Above the Home Secretary's warning about illegal sweepstakes, the girl
saved from death in a snowdrift, the kicking woman who beat 13 men,
blackmailed stage stars, and the reason why Capt FE Guest has switched
his political allegiance to the Conservatives (there were bloody fools
even then), the big headline tells a story that feels a little bit
familiar.
UNDERFED WORKERS DRIVEN TO DRUGS, it screams ... Growing Illness Due To Lack of Proper Food.
Gill, the food bank manager, found this old paper when she was clearing
out her grandfather's garage, and she hands it to me for my
entertainment.
"The bill for drugs in this area has gone up by £16,000 in the past 12
months, and in Sunderland prescriptions have been increased by more than
18%. Over the whole area more than half a million prescriptions have
been dispensed.
"Not only is enforced idleness undermining the moral fibre of the
workless; it is draining away their health. Both they and many of those
in work are not getting enough food, and drugs and medicines are being
used in increasing quantities to alleviate hunger and check the ravages
of disease and general ill health."
The parallels are too obvious to need pointing out. Of course there are a
few differences too: the medication used these days by people who are
desperate is often of the illegal variety, but enforced idleness
undermines the moral fibre and drains away the health all right, and 84
years later there are still no answers from the powers that be.
Of course having a good pool of unemployed people is the key to driving
down wages and powering up our economy, without much thought to the poor
bastards whose moral fibre is being given a good kicking, and who, if
they really have the stuffing knocked out of them, end up at Blawarthill
Parish Church in Glasgow on a Tuesday or Friday for some badly-needed
food to alleviate hunger and fend off the ravages of disease.

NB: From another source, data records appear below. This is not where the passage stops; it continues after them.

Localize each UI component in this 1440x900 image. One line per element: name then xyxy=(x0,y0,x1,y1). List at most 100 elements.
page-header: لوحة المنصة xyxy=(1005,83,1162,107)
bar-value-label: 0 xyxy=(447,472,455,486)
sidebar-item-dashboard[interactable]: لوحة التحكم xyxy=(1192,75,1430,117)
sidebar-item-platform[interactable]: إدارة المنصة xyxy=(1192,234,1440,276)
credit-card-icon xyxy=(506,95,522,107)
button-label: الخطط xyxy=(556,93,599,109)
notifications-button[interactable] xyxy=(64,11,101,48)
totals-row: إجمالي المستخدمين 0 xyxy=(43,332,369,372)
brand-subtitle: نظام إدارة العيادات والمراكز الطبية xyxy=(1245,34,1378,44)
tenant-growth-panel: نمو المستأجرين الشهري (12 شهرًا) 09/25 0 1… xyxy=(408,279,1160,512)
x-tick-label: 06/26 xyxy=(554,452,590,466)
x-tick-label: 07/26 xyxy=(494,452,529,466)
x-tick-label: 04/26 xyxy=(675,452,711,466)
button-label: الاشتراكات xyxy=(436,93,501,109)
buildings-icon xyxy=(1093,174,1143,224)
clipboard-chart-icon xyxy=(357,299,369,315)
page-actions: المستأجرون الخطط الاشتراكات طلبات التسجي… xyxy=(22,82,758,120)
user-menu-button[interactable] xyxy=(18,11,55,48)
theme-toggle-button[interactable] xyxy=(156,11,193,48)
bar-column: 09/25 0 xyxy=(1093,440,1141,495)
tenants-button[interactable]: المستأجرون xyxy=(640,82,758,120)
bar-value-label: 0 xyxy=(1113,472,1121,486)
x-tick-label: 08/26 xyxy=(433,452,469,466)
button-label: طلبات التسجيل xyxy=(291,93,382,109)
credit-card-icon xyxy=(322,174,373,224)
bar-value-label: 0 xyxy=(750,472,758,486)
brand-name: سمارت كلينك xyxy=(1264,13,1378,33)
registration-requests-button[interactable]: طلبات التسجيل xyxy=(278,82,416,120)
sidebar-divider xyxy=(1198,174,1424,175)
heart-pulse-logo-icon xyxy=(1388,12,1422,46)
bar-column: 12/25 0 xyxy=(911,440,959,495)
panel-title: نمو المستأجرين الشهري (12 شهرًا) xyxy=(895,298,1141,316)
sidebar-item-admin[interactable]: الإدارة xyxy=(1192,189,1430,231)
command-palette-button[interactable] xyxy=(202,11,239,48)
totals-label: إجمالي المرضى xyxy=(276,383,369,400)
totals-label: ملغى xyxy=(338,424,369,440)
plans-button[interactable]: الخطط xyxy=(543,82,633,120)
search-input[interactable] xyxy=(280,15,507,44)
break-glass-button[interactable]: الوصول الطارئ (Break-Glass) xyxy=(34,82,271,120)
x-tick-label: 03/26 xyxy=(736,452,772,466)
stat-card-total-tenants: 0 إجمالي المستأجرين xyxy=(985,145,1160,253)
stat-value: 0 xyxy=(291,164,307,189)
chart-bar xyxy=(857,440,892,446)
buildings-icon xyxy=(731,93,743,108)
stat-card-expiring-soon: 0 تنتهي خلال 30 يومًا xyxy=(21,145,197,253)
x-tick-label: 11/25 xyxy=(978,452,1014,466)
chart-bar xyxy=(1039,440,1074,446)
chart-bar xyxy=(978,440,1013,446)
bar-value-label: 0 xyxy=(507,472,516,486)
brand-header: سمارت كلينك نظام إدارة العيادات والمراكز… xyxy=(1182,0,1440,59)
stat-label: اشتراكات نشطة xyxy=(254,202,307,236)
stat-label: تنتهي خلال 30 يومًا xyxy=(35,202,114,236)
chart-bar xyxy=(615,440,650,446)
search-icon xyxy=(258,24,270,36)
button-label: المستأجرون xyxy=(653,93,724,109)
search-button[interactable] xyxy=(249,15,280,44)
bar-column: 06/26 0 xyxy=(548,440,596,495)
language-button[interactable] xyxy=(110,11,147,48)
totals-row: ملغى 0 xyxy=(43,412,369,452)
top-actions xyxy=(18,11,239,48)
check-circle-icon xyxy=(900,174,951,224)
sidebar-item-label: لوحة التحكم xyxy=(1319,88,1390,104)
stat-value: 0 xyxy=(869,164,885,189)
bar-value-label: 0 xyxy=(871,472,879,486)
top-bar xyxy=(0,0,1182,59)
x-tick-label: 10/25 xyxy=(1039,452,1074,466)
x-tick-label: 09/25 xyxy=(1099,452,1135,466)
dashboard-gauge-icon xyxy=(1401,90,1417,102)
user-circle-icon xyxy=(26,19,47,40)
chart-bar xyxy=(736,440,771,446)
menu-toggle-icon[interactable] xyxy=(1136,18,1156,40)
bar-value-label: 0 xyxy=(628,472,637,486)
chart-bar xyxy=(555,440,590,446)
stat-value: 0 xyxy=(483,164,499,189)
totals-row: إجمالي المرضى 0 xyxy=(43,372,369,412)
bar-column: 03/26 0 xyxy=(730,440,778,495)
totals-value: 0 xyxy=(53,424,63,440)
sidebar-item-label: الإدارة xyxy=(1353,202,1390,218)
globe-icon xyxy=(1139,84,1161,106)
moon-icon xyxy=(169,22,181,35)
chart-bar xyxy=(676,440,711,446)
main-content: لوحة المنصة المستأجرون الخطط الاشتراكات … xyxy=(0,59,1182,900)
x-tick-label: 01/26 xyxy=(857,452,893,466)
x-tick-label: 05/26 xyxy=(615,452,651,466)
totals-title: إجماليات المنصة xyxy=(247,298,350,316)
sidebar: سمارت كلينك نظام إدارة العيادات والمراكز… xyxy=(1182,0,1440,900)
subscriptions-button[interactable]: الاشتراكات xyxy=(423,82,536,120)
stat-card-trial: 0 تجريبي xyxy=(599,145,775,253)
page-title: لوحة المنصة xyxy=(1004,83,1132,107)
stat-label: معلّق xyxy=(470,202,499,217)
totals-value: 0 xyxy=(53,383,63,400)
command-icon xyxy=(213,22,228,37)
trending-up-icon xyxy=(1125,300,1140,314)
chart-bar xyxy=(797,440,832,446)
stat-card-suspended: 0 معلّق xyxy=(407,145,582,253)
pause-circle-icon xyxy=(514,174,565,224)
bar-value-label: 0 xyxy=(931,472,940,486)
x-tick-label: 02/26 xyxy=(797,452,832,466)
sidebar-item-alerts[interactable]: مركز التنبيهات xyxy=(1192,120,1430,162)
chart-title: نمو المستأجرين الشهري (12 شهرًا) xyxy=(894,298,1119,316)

I think the desperation is better hidden now, with the poverty concealed
by better housing and schooling, and people are not literally tramping
the streets in search of work, but the fact that it's concealed should
not blind us to the damage it does to society when there are immensely
rich people, making more and more money, and yet people are so desperate
they have to come and get free tins to survive.
I think of other parallels with the 1930s: how - elsewhere in Europe at
least - the Depression helped dubious politicians of all colours to surf
to power on a wave of dissatisfaction with the economy, poverty and a
lack of social justice.
Of course the system needs to change, of course it is blindingly stupid
that we have a UK cabinet of millionaires who have not the slightest
idea that sanctioning a benefit claimant can mean they have so little
money they will starve.
But the parallel raises fears about the motives of those who want to
radically change the way we are governed and relate to other nations.